Additionally, please be concerned about the choices utilities are allowed during the period of the freeze, at their “sole discretion.” (Lines 1471-1472) The utilities would be allowed, as one option, to continue their energy efficiency plans during the freeze. That means a settlement agreement the Consumers’ Counsel signed with others, such as our settlement in November 2011 with AEP, could be continued beyond the intended end date of 2014. The terms of this settlement with AEP, for example, contain a limitation on the settlement’s future use. The 2011 settlement agreement allows AEP to charge consumers a lot of money for shared savings, which was not bargained-for to continue beyond 2014. Please amend the Bill to allow parties that settled cases to retain our opportunity to recommend no shared savings or stricter limits on shared savings, to protect Ohio consumers from such charges. And please do not allow for the utilities’ to have the “sole discretion” to choose between continuing plans or amending plans. The Bill, on lines 1010 through 1034, requires the itemization of costs for energy efficiency and renewable energy on customers’ bills. Customers’ bills should also include information for customers that energy efficiency programs can save them money.
That concludes my testimony. Thank you again for the opportunity to make recommendations on issues important to electric consumers in 4.2 million Ohio households.

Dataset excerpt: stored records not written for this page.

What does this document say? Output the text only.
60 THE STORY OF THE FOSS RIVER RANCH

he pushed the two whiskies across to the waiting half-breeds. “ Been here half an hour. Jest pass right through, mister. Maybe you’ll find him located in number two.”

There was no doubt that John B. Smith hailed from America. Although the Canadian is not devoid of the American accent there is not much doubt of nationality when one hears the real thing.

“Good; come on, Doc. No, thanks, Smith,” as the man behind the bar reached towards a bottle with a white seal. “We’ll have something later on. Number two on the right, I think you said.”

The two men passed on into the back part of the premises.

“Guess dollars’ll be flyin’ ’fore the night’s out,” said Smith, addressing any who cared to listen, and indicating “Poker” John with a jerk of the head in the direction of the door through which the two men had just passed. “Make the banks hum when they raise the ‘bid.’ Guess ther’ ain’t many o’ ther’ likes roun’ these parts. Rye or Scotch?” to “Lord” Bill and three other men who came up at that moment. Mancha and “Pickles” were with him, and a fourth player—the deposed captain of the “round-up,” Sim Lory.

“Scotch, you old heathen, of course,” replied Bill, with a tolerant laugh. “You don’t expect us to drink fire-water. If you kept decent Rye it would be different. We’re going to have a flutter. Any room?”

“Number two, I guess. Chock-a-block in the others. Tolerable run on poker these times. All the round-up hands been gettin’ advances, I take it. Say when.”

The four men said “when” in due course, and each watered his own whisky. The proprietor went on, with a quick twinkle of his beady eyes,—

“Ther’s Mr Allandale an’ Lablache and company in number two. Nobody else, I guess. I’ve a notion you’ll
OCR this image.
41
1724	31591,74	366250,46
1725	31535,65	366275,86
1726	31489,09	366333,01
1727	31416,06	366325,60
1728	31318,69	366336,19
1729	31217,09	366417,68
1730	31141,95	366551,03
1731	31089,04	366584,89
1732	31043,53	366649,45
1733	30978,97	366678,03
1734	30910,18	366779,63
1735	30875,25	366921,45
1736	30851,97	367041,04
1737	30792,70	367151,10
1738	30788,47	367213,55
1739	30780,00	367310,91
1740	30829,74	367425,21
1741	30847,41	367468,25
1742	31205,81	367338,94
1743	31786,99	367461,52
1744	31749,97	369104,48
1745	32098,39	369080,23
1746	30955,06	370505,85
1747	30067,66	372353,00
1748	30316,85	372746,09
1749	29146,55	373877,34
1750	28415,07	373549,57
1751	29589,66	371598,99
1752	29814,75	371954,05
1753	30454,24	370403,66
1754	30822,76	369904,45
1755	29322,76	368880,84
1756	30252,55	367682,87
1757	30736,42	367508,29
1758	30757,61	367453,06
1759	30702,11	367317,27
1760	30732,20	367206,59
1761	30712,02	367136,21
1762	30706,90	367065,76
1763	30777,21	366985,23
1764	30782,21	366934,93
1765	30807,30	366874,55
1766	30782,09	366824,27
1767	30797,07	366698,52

1 See U.S. Energy Information Administration, EIA Electric Power Monthly with Data for August 2013 (October 2013) at 119, Table 5.6B (http://www.eia.gov/electricity/monthly/current_year/october2013.pdf).
2 In the Matter of the Application of The Dayton power and Light Company for Approval of Its Energy Efficiency and Peak Demand Reduction Program Portfolio Plan for 2013 through 2015, PUCO Case No. 13-833-EL-POR et al., Portfolio Plan (Apr. 15, 2013) at 5.
3 R.C. 4928.66(A)(2)(b)) allows the PUCO to amend annual benchmarks if a utility cannot “reasonably achieve the
benchmarks due to regulatory, economic, or technological reasons beyond its reasonable control.”